Sinfonia noturna, ou intimidade

Adagio.

Uma mulher por volta dos trinta anos está sentada ao lado de uma mesinha. À pequena mesa, um telefone é guardado por um abajur. Os pés repousam sobre um carpete púrpura escuro, às suas costas a parede é de um forte verde. Não sabemos o seu nome, observamo-la de longe. Como sabemos que tem trinta anos? O corpo esguio nos diz dezenove, mas as linhas de expressão em redor da boca, reveladas pela luz do abajur refletida no policloreto de vinila da mesinha, dizem-nos começo dos trinta; os lábios também, sem o viço de outrora, tempo este revelado pelo resto de seu rosto que ainda conserva um brilho de carnes de menina. O telefone de disco, pesado e encarnado, parece carregar em si o brilho que seus lábios tiveram há dez anos. Pesado e risonho com seus números, soa como um chiste. O abajur, cuja cúpula simples e cônica, de plástico, guarda o gordo telefone, parece ele, por sua vez, um tanto tristonho por mais que sorria os seus lumes para a púrpura do carpete, o verde das paredes e o castanho dos cabelos da mulher tornados acobreados pelos humores das horas que fazem as cores.

Allegro moderato.

A mulher está sentada sobre uma poltrona de couro preto, couro legítimo, animal. Velha, esbranquiçada nalguns pontos, com rasgos e buracos em outros: vê-se o estofamento branco respirar, liberto. A poltrona lha favorece. Vê-se-lhe as pernas, os braços, mas lhe falta o tronco e as coxas, ocultos dentro de um vestido preto simples.
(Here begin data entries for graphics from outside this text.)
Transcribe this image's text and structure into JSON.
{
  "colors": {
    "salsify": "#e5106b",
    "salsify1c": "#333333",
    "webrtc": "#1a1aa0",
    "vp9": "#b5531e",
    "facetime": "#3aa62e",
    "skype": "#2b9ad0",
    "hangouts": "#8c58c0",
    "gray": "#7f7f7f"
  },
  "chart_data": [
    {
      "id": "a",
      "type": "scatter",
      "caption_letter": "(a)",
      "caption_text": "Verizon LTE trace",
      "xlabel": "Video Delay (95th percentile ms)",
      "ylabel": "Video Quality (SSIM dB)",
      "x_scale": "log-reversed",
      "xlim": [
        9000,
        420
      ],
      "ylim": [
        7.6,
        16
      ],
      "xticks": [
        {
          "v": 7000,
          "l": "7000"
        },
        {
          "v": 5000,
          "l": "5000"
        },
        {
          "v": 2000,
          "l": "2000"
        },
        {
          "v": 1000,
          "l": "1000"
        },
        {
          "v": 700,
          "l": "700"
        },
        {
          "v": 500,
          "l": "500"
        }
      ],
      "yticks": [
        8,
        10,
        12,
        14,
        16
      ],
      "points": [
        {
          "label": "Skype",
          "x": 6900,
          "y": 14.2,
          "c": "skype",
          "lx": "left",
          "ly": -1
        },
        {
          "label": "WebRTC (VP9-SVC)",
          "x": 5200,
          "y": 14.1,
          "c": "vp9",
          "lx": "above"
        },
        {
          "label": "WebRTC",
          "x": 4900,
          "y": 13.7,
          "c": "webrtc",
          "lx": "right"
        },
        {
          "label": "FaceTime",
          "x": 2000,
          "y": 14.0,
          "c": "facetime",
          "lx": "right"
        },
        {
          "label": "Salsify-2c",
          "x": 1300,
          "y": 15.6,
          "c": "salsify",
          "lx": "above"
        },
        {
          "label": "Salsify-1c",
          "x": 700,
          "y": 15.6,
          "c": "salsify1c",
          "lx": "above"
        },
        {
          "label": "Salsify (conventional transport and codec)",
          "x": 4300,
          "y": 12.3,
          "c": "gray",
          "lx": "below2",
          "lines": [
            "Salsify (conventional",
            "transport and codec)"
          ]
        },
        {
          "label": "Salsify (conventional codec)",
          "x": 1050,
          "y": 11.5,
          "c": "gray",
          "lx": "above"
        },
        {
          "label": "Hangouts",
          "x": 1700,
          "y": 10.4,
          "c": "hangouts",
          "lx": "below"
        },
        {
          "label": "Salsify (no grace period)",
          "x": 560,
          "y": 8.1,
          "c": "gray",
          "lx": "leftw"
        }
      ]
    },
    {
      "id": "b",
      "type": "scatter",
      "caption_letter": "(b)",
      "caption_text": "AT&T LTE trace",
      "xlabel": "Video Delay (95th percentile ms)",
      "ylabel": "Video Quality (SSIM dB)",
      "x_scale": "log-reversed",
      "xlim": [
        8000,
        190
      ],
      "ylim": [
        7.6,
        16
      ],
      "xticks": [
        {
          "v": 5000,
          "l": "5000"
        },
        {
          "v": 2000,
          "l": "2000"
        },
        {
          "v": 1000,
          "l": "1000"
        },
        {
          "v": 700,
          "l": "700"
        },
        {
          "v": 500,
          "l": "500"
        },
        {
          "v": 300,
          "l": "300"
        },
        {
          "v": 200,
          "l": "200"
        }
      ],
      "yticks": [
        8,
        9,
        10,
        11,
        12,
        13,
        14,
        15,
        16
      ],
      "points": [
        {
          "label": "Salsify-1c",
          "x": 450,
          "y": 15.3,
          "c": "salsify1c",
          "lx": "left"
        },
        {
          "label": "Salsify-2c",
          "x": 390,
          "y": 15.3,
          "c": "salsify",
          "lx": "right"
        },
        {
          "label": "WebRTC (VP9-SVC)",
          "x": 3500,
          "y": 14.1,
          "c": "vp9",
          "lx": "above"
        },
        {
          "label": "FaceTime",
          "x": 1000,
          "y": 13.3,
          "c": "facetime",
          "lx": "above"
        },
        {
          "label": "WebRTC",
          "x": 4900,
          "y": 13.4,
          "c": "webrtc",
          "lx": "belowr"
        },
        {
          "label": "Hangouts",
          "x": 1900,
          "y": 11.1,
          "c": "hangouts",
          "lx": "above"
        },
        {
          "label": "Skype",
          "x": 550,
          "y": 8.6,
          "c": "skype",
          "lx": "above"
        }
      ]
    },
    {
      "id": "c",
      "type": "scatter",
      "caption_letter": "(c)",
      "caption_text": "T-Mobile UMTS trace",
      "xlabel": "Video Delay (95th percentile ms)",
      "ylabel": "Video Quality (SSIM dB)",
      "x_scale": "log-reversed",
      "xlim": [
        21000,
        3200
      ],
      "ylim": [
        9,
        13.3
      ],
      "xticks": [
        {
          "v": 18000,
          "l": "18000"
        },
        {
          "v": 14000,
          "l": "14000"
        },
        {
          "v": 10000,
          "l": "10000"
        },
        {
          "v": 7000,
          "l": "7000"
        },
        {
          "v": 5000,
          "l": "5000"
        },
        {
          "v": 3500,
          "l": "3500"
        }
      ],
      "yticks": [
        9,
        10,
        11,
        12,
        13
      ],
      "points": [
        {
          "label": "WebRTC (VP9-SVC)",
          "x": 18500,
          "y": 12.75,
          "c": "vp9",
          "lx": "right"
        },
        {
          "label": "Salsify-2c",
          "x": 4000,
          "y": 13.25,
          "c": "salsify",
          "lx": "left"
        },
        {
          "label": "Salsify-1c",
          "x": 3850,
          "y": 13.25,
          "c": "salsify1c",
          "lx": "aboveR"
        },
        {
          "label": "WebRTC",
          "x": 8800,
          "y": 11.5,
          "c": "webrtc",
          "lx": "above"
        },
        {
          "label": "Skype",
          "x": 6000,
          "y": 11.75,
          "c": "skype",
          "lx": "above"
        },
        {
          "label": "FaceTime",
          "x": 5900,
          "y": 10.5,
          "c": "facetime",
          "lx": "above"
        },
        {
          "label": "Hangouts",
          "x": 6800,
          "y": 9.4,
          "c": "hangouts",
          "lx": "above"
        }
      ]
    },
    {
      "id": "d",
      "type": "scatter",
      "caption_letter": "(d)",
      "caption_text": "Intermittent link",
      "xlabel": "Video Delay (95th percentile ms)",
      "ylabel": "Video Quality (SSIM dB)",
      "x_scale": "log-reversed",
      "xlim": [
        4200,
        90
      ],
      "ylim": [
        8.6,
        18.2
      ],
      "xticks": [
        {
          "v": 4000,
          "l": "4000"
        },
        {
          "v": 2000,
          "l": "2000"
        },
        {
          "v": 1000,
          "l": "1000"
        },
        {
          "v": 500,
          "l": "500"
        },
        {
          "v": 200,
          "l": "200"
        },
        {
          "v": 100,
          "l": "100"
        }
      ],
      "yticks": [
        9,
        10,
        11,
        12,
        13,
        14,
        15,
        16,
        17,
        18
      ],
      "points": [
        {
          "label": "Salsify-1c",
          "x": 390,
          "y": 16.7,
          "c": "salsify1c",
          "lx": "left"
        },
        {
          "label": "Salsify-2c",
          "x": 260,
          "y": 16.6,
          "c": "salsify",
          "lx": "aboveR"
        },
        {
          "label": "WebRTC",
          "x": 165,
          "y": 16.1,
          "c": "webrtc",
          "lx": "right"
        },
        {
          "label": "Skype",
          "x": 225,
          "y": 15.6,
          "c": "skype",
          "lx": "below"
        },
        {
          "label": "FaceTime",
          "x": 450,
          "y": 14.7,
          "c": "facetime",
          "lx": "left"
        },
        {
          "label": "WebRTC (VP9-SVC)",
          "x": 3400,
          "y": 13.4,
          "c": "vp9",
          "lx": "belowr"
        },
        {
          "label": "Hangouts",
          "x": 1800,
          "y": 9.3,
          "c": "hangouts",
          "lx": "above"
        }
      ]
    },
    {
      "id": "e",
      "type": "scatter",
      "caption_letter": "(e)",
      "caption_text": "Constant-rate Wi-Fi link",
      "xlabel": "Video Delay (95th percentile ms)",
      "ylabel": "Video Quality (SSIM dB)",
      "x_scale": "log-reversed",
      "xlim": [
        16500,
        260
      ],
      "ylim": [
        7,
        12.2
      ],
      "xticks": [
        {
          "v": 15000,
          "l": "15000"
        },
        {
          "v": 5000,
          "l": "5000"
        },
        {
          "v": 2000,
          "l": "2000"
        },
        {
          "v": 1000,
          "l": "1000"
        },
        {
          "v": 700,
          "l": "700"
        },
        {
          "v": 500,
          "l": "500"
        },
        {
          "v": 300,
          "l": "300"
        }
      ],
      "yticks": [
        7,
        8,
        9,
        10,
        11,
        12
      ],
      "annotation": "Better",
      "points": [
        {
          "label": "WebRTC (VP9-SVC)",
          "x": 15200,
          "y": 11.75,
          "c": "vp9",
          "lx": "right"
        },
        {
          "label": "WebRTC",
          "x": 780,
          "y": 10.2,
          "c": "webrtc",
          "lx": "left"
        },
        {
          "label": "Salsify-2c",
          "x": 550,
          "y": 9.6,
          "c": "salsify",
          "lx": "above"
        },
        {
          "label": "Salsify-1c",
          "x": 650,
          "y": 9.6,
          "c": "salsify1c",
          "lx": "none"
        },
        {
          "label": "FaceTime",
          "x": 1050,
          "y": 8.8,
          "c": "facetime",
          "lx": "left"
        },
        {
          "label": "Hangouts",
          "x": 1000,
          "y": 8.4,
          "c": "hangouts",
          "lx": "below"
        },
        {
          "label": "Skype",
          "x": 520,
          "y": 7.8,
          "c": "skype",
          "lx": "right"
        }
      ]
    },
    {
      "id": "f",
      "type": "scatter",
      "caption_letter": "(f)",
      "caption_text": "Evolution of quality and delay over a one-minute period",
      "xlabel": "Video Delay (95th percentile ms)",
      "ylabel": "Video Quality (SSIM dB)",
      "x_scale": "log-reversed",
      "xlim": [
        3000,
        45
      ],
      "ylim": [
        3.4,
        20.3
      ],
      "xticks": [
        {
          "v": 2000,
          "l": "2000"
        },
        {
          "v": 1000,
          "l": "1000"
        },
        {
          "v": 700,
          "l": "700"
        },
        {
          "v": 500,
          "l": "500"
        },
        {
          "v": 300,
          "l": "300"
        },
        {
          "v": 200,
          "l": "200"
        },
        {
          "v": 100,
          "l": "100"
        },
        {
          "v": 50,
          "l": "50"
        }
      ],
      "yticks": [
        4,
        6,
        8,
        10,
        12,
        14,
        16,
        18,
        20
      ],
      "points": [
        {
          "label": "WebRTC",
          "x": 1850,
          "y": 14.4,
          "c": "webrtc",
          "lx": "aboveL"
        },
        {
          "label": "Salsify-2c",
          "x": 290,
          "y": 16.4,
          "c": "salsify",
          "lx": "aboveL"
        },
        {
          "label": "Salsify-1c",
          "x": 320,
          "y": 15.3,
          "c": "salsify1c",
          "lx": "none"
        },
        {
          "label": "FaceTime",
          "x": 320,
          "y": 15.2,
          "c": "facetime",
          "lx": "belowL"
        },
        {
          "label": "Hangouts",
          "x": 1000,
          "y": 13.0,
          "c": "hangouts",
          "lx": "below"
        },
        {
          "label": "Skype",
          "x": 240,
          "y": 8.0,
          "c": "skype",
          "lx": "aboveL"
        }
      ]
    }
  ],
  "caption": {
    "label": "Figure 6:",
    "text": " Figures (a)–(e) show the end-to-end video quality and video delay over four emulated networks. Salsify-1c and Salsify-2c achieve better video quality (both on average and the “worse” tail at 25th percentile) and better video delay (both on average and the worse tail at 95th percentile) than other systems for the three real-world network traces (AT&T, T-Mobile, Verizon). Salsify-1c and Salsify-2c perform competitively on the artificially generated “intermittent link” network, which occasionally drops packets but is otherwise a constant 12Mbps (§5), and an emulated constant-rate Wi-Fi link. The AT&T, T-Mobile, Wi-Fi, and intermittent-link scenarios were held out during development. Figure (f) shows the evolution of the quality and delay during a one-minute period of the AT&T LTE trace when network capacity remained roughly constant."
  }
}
Os saltos de ombros dados, também pretos, descansam próximos, os pés que lhes cabem, descalços sobre o carpete. Sabemos que ela espera por algo, pois ocasionalmente lança, com muxoxos, olhares para o telefone. Sabemos que espera por alguém: primeiro, porque o telefone nos sugere que aguarda ao menos uma voz, um mensageiro; segundo: o vestido, os saltos, os estalos pelo corpo que não é de vidro, os resvalos da carne no couro de animal, a expectativa. Observamo-la através de uma luneta, nossa percepção é limitada. É uma luneta simples, não podemos lhe ver os astros movendo os pensamentos fugazes e conflitantes, as nebulosas de emoção cheias de sangue, os fluidos elementares atiçados por miríades de luas. Como se não confiasse nos ouvidos, ela olha mais uma vez para o telefone.

Scherzo.

Ela estica as pernas, e os braços também, solta um longo e gostoso bocejo. Põe o cotovelo direito sobre o braço da poltrona velha, o queixo, finca-o na palma da mão, e senta-se sobre a própria perna. Perde aos poucos a postura de um encontro, a rigidez dos personagens; os músculos relaxados, um marco temporal, um dado de entrega. Olha para o telefone chistoso, não mais com expectativa, mas com uma curiosidade desinteressada: se tocar, tocou... se não tocar, fazer o quê... Percebemos o quanto a indolência lhe fez bem: recuperou íntima espontaneidade, que nós, observadores, passamos a conhecer agora; recuperou em instantes alguns anos, tornou-se mais bela, há beleza nos movimentos. Os cabelos, jogou-os todos para um lado, os lábios foram uma única vez mordiscados de leve, as decepçõezinhas acumuladas na cabeça, transfigurou-as em pequenos bufos que soltava enquanto víamos os pensamentos lhe desenharem o rosto, talvez interpretando sem ela o perceber as possíveis desventuras que a noite lhe havia poupado.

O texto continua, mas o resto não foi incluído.